Not much to choose from on a Monday night after 11pm (don’t trust Yelp, Oasis Lounge was closed, Plum Bar closed at 11, and Luka’s kitchen had closed)), so we ended up at Dan Sung Sa, not that there’s anything wrong with that.
Somebody on Chowhound a few years back reported ordering plain wings with soy and garlic sauce on the side, and my companion didn’t want spicy food, so that seemed like something to try. Wings stayed nice and crisp. I’m not sure what all was in that dipping sauce (among other things, lemon slices and whole chiles), but soy was a minor element.
I’d been trying for years to get this whole chicken I’d see go by and finally got it by ordering by the Korean name, tong dak. Simply fried, nice with the salt mix. Breast was kind of dry.

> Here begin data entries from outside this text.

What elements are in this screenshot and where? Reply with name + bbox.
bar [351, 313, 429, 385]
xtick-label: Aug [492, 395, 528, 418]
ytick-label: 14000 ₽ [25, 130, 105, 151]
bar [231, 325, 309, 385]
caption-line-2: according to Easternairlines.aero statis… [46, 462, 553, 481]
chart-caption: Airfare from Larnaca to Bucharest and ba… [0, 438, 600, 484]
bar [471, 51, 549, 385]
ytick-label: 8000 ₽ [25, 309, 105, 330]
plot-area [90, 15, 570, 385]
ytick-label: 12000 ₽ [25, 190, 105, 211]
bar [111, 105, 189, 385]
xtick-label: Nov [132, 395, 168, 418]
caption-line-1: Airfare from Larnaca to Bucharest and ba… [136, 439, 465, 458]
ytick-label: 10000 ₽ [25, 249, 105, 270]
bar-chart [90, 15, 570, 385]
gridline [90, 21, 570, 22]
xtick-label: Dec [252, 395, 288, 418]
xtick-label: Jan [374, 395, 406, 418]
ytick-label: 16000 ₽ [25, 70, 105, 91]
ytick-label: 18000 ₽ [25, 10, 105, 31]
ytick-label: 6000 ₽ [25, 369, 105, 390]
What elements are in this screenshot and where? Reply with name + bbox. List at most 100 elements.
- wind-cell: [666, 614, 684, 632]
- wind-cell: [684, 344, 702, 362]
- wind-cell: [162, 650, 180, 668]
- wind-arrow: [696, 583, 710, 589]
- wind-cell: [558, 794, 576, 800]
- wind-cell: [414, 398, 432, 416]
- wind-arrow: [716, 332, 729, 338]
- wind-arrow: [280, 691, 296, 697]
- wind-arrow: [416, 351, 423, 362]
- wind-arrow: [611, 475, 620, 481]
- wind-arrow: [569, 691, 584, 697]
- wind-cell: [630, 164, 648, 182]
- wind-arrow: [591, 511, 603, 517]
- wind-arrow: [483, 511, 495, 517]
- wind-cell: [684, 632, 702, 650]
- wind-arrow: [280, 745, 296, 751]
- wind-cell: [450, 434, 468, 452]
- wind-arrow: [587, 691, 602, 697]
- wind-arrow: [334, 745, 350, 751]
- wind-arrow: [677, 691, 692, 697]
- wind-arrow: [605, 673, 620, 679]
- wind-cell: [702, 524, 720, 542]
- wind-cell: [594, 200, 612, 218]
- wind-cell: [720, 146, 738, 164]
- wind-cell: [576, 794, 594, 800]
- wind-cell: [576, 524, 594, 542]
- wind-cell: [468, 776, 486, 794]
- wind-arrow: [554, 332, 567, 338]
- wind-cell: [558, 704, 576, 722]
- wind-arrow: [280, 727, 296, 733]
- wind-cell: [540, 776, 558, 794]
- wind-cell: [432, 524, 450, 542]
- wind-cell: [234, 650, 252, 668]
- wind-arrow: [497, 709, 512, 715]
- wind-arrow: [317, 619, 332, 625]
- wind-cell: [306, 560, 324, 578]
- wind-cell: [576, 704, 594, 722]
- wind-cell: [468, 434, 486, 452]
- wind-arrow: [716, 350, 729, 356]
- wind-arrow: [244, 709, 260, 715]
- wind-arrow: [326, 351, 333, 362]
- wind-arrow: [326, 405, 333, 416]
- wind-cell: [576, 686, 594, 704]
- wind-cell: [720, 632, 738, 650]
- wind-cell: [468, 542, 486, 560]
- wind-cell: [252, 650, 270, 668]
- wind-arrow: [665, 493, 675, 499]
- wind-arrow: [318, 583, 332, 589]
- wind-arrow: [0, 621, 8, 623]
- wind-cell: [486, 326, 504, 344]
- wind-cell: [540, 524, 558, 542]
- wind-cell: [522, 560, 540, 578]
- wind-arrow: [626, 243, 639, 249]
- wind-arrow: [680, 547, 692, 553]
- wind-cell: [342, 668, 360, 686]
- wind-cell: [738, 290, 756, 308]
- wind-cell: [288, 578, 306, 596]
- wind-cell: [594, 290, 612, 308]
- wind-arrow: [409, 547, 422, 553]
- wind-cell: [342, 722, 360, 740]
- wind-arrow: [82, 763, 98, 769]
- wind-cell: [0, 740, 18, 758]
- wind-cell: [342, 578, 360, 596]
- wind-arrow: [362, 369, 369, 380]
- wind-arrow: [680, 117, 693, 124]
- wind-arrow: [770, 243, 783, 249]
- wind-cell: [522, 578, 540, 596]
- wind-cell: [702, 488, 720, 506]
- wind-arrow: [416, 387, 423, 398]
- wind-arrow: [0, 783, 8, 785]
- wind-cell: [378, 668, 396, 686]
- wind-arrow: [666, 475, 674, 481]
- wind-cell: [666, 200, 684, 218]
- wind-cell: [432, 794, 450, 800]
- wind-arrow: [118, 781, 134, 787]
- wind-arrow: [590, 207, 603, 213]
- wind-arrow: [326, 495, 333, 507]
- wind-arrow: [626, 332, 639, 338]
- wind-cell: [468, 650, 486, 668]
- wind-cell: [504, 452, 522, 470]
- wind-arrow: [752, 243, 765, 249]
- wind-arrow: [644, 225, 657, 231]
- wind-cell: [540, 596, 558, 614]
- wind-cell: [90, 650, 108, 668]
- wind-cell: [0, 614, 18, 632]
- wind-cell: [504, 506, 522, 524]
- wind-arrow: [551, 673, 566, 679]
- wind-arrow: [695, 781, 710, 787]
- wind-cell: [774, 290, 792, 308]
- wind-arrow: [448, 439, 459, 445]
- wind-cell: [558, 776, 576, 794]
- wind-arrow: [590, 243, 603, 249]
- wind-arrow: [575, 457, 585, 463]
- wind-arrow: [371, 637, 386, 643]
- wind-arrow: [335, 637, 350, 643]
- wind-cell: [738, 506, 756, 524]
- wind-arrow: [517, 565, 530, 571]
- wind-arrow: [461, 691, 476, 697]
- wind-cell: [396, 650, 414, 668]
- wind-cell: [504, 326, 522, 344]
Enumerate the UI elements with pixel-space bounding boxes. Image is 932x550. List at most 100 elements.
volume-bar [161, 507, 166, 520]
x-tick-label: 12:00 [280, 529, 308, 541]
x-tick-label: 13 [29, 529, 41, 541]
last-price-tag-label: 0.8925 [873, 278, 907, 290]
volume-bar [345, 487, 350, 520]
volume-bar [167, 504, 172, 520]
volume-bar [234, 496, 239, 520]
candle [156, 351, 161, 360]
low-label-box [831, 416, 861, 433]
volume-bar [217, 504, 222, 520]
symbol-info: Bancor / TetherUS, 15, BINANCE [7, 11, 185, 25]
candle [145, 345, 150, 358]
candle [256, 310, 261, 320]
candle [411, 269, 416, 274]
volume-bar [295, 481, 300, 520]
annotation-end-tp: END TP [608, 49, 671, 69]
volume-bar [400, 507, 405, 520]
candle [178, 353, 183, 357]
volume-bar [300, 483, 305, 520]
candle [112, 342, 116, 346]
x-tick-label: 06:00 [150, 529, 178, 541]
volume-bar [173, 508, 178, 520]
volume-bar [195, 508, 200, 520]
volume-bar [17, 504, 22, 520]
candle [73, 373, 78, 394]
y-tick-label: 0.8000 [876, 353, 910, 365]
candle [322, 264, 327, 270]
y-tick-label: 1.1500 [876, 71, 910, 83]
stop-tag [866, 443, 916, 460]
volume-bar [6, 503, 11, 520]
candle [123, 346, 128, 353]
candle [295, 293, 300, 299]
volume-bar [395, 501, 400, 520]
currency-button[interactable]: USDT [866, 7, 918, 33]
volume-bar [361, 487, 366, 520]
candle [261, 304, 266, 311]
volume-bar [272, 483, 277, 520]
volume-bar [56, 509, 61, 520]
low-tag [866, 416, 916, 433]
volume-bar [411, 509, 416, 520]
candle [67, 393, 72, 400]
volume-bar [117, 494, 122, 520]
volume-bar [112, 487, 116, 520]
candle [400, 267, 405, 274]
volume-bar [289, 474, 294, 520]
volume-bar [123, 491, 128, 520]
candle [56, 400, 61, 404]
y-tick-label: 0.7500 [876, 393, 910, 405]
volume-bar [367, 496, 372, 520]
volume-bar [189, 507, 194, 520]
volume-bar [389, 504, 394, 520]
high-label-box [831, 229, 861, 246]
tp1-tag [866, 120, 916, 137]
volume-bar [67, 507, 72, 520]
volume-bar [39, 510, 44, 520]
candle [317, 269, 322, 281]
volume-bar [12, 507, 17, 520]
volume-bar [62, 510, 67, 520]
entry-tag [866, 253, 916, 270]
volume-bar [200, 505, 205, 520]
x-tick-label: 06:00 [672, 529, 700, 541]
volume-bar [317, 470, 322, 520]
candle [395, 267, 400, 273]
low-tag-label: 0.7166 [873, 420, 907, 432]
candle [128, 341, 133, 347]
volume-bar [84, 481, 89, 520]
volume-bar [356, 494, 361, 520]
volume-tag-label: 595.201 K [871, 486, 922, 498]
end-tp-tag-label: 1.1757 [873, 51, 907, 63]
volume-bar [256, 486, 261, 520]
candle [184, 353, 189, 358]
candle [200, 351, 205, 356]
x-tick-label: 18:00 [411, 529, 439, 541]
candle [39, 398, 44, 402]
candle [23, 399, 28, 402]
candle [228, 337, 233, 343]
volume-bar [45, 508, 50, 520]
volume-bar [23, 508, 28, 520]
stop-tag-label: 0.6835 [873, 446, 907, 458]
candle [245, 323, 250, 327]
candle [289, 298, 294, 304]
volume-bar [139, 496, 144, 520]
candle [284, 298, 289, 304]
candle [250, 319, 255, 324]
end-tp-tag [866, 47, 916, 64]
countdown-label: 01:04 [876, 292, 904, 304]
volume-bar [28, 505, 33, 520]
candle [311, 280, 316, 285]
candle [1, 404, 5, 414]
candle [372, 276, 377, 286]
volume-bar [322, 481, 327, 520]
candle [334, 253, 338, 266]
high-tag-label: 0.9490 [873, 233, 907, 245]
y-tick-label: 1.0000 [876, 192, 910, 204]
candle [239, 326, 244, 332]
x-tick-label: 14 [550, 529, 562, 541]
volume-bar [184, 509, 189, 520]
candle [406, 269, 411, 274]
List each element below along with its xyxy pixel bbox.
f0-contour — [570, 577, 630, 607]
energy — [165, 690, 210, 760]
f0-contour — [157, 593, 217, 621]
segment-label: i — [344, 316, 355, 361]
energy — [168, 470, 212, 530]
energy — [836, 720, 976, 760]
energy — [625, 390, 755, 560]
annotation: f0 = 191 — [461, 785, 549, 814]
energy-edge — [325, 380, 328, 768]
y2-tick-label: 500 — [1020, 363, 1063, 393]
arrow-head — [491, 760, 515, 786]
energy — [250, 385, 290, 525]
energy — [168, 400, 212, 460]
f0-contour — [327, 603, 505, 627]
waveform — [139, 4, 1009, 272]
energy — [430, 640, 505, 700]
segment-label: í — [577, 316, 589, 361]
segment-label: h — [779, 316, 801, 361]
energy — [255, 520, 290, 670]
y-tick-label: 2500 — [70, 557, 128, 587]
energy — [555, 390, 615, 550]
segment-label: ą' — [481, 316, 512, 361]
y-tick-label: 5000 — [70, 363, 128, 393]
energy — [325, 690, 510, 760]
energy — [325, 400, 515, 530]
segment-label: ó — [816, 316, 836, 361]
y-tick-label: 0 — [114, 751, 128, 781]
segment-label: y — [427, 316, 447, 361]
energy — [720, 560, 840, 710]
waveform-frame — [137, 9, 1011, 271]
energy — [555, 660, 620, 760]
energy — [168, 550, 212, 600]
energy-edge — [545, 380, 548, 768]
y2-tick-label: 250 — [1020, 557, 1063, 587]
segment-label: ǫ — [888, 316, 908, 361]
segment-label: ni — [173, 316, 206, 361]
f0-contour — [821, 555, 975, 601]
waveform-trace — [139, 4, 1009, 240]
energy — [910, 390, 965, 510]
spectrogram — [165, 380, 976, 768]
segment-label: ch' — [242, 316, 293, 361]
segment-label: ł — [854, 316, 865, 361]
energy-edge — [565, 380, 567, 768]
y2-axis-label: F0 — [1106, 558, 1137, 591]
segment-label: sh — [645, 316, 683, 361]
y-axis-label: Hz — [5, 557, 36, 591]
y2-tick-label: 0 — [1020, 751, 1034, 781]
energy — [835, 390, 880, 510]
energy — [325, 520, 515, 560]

I also got a “double feature” soju + kimchi pancake, if you’re going to get soju anyway it’s like getting the pancake for $3. Not bad.
How many hours between meals for it still to count as a bang-bang?
Food last night was better than on any previous visit. Seemed like higher-quality stuff and more attention to detail. Banchan included a good potato and apple salad, dotorimuk (acorn jelly) in a really nice dressing, and excellent nappa kimchi.
“Fully-loaded” fries, good but didn’t make a whole lot of sense given that there were only four of us and we ordered a lot of other things. You want to polish these off while they’re hot.
Tong dak (whole fried chicken), improved pickled jalapeños, honey mustard.
I think the pickled daikon were better than before but still room for improvement there, or maybe it’s supposed to that sweet and I just don’t like it. I learned from a Korean show I’m watching on Netflix that the English word “chicken” means fried chicken in Korean.